/TinyML-WTM-IOTMakers-Workshop

Repo destined for the audience of GDG IOTMakers' program, this workshop goes throught the basics of converting Tensorflow models into TFlite ones and experimenting with different compression and optimization techniques.

Primary LanguageJupyter Notebook

TinyML : TensorFlow Lite Workshop - Multi-Label Classification for Embedded Devices

Introduction :

This workshop is designed to teach you how to use TensorFlow Lite to perform multi-label classification on embedded devices. TensorFlow Lite is a lightweight version of the popular TensorFlow library, specifically designed for deployment on resource-constrained devices such as smartphones, Raspberry Pi, and other embedded systems.

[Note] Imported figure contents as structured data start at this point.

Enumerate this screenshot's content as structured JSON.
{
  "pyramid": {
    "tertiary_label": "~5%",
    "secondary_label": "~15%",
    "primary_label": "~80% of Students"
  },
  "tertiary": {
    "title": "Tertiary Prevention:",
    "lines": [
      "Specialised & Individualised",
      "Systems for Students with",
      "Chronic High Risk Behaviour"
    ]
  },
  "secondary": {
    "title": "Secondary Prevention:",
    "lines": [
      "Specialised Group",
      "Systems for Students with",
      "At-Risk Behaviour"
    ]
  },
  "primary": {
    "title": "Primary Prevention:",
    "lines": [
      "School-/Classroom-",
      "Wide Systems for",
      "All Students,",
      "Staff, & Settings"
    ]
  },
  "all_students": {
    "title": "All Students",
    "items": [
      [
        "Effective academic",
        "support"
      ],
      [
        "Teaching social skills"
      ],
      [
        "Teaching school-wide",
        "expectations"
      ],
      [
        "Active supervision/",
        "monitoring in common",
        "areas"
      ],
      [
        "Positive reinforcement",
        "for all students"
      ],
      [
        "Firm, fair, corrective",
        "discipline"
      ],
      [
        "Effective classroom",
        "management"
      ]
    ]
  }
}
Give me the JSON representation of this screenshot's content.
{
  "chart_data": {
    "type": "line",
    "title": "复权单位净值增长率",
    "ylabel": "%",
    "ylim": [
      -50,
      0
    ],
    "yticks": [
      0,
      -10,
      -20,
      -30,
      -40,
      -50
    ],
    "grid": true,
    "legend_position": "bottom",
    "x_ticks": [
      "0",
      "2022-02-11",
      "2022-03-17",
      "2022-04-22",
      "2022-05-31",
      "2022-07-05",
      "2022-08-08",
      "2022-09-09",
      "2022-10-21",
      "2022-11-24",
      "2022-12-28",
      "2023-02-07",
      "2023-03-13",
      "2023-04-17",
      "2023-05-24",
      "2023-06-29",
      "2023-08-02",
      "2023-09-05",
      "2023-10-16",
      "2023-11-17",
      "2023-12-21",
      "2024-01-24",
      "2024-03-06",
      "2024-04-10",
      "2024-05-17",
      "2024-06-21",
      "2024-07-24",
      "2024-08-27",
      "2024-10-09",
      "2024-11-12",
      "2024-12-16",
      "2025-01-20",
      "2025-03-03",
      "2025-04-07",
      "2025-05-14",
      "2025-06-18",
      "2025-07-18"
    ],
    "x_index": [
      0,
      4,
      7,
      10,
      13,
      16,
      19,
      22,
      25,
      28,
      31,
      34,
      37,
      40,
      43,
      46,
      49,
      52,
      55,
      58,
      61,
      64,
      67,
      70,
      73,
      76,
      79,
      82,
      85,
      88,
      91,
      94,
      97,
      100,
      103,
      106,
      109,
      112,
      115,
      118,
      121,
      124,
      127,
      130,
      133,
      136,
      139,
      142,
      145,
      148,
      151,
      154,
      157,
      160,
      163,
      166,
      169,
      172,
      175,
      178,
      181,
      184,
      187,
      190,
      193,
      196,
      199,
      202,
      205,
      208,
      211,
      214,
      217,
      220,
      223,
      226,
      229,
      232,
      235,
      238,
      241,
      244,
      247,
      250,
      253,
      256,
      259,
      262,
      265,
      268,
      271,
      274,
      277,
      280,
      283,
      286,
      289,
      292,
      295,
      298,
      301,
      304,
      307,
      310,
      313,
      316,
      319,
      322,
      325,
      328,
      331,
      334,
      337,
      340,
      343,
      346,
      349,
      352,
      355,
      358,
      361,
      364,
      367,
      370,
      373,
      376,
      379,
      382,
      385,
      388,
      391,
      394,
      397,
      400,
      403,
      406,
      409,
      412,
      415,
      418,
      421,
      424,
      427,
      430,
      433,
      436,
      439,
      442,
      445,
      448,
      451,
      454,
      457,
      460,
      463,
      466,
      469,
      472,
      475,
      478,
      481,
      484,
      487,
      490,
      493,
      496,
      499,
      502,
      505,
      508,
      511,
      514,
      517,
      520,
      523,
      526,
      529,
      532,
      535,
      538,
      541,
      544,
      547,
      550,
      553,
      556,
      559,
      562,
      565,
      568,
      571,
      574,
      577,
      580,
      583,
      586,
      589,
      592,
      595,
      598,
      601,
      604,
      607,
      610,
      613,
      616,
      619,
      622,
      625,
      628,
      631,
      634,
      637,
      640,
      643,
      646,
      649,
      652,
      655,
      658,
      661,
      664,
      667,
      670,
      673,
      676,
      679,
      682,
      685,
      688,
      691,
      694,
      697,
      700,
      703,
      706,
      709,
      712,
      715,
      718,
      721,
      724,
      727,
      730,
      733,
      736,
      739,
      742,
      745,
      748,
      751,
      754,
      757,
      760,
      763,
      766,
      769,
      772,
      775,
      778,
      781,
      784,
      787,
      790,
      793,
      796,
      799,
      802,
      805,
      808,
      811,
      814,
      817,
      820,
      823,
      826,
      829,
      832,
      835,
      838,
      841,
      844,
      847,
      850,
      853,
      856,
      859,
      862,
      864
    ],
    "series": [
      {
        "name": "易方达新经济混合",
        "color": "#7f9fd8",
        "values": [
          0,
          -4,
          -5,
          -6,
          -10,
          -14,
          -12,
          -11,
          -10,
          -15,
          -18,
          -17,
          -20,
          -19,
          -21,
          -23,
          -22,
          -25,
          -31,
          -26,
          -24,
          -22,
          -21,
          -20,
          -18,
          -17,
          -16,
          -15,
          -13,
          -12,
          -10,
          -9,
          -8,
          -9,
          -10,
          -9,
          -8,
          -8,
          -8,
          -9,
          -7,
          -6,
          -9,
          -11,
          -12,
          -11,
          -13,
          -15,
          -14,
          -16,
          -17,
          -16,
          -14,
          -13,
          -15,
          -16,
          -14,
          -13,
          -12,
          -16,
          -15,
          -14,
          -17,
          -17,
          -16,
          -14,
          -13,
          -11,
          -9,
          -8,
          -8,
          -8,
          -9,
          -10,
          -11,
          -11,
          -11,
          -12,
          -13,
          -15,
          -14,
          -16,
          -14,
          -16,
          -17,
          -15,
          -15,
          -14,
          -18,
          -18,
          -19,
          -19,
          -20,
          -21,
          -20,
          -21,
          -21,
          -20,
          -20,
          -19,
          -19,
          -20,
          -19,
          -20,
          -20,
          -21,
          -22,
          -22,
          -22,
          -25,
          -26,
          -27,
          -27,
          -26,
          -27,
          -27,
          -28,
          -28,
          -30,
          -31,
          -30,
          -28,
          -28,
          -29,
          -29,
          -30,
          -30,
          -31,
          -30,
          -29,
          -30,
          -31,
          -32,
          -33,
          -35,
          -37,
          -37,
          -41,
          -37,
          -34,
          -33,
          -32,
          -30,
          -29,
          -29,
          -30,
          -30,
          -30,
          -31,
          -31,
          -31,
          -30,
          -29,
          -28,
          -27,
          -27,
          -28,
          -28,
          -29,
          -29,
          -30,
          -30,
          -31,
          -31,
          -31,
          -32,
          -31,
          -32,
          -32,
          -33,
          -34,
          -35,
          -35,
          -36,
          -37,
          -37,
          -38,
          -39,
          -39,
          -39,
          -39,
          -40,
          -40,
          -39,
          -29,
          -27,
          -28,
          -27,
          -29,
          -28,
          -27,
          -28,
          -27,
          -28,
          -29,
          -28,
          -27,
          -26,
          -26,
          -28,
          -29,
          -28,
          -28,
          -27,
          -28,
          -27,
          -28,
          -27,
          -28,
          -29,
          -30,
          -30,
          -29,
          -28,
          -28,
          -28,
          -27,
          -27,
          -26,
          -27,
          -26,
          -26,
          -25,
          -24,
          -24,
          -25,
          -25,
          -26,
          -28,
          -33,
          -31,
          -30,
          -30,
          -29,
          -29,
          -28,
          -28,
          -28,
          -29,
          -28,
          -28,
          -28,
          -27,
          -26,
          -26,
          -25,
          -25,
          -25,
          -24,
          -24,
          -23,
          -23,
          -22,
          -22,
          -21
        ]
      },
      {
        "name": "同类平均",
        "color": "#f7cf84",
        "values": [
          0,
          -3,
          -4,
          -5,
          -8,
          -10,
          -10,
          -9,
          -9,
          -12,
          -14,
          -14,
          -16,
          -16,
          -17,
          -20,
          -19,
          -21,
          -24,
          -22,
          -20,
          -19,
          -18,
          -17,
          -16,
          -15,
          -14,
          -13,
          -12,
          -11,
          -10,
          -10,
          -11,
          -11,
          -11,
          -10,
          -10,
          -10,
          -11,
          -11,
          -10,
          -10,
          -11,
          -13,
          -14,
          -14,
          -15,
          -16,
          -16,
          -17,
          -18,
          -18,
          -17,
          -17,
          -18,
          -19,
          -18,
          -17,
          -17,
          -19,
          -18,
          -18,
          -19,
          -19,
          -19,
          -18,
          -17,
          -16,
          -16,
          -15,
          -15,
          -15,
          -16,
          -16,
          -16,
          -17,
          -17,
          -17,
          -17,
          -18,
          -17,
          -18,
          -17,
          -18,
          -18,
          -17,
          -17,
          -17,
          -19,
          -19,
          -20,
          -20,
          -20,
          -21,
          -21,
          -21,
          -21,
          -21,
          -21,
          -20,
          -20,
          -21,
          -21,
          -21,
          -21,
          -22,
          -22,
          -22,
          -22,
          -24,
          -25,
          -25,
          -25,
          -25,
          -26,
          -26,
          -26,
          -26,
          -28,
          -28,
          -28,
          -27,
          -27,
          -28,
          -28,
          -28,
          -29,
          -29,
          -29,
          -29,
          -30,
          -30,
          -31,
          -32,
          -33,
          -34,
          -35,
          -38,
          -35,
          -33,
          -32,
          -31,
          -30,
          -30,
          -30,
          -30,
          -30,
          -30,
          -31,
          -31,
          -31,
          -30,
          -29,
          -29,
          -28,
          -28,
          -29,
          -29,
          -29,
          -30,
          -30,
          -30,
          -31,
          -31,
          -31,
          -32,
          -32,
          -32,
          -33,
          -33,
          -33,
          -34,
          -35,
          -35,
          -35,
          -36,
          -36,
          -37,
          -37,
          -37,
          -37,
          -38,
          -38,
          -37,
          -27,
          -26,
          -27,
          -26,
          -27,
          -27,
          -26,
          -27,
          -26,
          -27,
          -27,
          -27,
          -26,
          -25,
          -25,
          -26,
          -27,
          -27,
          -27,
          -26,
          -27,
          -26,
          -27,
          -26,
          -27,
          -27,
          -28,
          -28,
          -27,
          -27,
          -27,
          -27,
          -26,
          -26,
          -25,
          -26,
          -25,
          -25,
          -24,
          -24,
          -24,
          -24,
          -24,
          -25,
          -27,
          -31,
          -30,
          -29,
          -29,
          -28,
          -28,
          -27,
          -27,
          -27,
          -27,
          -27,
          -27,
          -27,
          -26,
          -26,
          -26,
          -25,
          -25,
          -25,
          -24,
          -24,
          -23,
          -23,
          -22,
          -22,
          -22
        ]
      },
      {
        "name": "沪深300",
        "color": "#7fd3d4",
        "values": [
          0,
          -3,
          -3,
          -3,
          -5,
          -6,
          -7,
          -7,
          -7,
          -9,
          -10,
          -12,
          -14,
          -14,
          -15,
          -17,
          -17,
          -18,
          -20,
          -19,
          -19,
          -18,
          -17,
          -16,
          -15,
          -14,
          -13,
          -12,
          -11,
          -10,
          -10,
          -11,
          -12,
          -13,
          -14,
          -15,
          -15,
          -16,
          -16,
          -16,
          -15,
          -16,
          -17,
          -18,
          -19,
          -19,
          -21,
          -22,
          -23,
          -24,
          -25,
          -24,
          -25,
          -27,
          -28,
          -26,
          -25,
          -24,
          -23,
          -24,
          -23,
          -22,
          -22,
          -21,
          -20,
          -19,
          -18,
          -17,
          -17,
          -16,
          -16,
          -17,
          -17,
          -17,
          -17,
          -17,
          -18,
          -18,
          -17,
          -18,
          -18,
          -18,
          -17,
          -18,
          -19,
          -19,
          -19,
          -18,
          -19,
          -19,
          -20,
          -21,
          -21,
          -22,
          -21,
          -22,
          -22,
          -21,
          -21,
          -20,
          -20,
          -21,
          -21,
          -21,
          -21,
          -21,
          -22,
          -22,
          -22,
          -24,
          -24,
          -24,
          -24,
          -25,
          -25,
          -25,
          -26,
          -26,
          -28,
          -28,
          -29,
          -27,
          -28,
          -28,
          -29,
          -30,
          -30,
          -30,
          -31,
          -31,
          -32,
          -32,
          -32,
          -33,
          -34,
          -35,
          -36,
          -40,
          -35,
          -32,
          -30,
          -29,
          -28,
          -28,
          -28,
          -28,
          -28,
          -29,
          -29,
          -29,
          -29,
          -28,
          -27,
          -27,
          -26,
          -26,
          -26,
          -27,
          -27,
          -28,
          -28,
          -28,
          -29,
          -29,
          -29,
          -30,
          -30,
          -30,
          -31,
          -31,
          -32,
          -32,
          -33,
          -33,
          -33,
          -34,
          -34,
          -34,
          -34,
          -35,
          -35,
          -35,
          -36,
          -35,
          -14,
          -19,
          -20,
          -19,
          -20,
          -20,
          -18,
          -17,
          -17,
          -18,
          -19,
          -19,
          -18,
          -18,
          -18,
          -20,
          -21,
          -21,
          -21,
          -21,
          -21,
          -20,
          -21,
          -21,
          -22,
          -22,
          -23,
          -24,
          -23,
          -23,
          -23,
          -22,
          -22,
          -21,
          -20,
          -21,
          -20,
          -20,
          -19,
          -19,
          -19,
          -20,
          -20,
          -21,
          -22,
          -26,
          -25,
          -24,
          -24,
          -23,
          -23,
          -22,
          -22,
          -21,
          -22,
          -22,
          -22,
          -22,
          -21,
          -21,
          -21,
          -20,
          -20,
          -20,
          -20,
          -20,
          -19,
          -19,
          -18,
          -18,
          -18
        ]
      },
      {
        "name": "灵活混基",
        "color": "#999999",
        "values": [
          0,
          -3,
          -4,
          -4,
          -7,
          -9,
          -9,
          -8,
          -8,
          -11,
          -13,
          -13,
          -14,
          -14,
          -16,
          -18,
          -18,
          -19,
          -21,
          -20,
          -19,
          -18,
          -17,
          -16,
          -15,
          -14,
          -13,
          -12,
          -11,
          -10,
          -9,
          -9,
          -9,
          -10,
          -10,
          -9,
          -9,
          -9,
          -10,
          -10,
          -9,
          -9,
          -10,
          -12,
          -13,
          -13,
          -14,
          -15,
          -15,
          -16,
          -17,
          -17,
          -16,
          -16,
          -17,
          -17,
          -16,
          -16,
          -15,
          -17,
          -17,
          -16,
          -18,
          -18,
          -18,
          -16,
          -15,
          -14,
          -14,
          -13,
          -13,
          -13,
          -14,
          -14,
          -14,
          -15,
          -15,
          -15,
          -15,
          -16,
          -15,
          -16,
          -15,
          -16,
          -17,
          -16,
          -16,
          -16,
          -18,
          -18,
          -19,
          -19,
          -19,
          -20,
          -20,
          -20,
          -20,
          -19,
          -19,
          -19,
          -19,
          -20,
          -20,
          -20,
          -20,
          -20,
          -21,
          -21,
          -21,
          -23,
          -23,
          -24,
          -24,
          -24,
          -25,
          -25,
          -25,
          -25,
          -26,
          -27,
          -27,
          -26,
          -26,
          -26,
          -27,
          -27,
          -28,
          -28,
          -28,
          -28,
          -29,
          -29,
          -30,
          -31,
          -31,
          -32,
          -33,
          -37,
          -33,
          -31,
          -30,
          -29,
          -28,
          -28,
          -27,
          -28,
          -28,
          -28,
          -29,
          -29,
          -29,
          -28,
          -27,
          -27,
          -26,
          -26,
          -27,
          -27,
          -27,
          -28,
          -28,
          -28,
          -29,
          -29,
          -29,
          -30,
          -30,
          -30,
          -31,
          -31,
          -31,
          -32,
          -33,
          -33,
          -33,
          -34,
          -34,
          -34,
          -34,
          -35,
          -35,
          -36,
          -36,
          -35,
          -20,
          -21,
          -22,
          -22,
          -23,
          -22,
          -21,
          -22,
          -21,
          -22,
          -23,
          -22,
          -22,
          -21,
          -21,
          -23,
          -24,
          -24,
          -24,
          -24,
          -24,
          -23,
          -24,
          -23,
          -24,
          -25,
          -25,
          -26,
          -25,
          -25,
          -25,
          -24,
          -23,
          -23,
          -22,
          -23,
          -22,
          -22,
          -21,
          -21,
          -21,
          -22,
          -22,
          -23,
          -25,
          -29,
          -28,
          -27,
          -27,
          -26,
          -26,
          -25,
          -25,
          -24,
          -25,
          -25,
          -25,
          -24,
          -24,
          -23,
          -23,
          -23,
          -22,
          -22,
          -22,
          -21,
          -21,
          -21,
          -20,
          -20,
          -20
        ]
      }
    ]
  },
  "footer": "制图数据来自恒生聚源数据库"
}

In this workshop, you will learn how to train a multi-label classification model in TensorFlow, convert the model to TensorFlow Lite, and run the model on an embedded device to make predictions.

We'll also do a proof-of-concept study, where we'll compare different compression strategies in TFlite and how it influences the overall performance of a neural network.

Prerequisites

Before starting this workshop, you should have a basic understanding of machine learning concepts, basic knowledge of microcontrollers (Arduino, Raspberry Pi, ESPs, NodeMCU, ... etc) and basic experience with TensorFlow.

Workshop Outline

  • Introduction to multi-label classification and Tensorflow.
  • Introduction to basic edge computing concepts and microcontrollers.
  • Preparing the dataset for multi-label classification. (MNIST Fashion)
  • Training a multi-label classification model in TensorFlow.
  • Converting the TensorFlow model to TensorFlow Lite.
  • Comparing TF and TFlite models.
  • Model deployment optimization (case of weights size compression)

Conclusion

This Workshop is made for the service of WTM's IOTMakers series of workshops and talks.